Cottage foods include breads, pies, cookies, jams, jellies, pickles, salsas, kombucha and sauerkraut — foods that don’t need temperature regulation. It excludes meats and dairy products.
“There’s a lot of, there are a lot of products that they can make from home and sell. I mean, most of the products I think we see made and sold at farmer’s markets and bazaars,” said Lorinda Lhothka, with the Department of Environmental Conservation Food Safety and Sanitation Program. “There’s a lot of small confectionary businesses people that make you know chocolates and fudge and truffles and, and we’ve seen a lot of small businesses get their start in the cottage food and then move on to becoming food processors that actually just distribute their product across the state.”

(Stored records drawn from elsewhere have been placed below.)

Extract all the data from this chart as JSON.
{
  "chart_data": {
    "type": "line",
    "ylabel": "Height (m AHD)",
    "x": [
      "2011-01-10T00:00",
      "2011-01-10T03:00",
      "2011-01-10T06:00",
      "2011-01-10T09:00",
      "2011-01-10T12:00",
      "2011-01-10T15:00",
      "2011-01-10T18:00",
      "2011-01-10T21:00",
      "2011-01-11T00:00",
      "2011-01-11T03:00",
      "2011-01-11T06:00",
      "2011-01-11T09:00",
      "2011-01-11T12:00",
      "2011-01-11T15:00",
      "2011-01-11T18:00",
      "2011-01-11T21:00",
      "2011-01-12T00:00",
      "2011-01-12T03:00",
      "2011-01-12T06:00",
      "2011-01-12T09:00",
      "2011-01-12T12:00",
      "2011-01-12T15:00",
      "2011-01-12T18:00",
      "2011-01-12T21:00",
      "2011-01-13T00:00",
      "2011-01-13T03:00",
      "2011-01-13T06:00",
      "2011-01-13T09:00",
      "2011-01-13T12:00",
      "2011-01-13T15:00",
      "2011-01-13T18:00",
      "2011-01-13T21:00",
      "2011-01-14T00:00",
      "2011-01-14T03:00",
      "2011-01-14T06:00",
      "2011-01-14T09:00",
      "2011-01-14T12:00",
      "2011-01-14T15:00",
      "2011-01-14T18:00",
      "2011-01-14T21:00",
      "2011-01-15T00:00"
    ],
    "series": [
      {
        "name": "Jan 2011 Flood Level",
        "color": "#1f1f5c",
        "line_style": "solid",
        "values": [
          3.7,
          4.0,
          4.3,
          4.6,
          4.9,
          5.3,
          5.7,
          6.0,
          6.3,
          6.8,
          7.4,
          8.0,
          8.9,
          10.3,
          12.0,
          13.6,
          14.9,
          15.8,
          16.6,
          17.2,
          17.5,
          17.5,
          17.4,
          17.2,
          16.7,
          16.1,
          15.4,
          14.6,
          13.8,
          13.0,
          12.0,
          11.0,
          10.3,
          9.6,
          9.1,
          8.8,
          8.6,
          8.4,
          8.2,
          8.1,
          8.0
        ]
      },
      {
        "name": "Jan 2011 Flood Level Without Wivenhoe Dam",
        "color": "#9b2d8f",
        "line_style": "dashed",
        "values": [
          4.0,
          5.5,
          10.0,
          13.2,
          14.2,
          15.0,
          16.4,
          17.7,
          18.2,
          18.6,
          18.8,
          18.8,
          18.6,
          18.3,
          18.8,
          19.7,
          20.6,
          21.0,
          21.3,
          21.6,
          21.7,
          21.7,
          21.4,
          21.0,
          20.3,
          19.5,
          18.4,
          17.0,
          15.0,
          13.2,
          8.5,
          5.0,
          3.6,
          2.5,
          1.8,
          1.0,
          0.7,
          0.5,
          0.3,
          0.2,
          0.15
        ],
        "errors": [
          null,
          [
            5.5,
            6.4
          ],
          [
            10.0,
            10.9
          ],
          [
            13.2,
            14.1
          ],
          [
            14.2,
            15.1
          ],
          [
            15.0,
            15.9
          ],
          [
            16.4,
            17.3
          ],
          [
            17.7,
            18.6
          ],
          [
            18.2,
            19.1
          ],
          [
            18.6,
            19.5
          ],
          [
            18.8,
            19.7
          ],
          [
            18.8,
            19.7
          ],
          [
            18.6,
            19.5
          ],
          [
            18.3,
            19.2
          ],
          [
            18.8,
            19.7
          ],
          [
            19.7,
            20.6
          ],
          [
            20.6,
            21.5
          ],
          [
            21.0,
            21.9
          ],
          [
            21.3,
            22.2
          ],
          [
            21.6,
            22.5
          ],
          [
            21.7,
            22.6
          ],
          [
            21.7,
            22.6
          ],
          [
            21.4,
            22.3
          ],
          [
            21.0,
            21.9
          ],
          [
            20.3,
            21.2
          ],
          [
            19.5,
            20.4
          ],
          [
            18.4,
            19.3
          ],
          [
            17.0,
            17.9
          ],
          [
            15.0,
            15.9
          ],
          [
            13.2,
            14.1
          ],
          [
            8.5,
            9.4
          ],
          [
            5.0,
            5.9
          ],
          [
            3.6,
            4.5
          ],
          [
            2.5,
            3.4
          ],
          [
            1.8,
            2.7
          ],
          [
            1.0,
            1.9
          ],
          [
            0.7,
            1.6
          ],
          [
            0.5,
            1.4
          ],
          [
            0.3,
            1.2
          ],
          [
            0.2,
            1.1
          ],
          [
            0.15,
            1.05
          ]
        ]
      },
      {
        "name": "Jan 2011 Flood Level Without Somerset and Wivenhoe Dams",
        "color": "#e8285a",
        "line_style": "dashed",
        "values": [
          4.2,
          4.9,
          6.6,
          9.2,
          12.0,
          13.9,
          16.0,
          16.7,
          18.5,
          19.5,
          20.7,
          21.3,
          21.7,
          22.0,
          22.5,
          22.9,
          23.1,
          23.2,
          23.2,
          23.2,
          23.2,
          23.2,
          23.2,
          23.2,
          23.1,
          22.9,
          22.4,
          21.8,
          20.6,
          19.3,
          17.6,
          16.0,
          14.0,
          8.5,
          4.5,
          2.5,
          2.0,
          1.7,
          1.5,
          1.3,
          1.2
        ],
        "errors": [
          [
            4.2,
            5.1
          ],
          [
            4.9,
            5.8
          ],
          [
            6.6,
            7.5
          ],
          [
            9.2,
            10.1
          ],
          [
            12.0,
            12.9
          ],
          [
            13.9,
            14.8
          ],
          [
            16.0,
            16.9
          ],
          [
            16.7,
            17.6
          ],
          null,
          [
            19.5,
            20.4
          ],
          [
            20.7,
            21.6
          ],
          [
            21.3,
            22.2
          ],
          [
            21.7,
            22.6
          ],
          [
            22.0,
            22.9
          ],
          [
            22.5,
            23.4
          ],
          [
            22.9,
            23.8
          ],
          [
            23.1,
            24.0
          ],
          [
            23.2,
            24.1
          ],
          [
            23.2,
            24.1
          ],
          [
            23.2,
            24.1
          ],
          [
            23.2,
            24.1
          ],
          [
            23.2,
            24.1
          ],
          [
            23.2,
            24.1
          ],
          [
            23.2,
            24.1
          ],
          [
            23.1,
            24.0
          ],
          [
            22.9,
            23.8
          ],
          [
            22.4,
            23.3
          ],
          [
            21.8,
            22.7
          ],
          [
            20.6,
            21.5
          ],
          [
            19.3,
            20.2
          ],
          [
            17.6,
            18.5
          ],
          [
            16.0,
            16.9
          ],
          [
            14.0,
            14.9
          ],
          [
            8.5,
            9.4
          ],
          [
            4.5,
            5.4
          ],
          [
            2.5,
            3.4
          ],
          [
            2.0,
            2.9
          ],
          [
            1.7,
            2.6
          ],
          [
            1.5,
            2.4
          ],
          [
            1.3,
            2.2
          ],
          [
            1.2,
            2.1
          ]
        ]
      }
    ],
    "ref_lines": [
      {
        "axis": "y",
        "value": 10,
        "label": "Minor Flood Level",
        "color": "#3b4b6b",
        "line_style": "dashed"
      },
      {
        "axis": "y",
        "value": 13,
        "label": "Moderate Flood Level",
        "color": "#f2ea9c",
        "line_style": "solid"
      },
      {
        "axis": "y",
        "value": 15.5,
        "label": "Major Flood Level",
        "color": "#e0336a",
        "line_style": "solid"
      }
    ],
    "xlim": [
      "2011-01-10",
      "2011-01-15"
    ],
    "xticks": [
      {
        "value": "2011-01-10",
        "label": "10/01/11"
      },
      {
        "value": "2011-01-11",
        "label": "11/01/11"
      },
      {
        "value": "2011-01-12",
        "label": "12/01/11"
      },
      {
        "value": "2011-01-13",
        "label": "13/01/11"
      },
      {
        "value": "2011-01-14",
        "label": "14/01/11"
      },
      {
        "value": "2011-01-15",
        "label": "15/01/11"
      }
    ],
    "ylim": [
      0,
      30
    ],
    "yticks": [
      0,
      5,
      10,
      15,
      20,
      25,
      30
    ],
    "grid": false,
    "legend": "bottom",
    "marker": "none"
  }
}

The webinar goes over exemption requirements and answers questions about regulations, permitting and labels for both the state and Municipality of Anchorage.
Lhothka, who is also the secretary of the Alaska Food Policy Council, said now is a typical time that people start planning for farmers markets, so it’s important to understand what the requirements are to qualify as cottage food and what the next steps are if people want to expand.
Robbi Mixon, of the Alaska Food Policy Council, the Farmers Market Association and the Alaska Food Hub, said many people have been creating food products in the past year.
“I will say this year has been our biggest year of cottage food sales,” Mixon said. “I’m actually working on the numbers right now but we’ve had a lot more baked items and jams, those kind of things on our food hub this past year. And I think it was in part due to, you know, maybe not having as many farmers market opportunities or them not wanting to be on-site or at in-person events so we’ve, the food hub is an online way to sell cottage foods.”
A link to a recording of the webinar is available on the Alaska Food Policy Council’s website.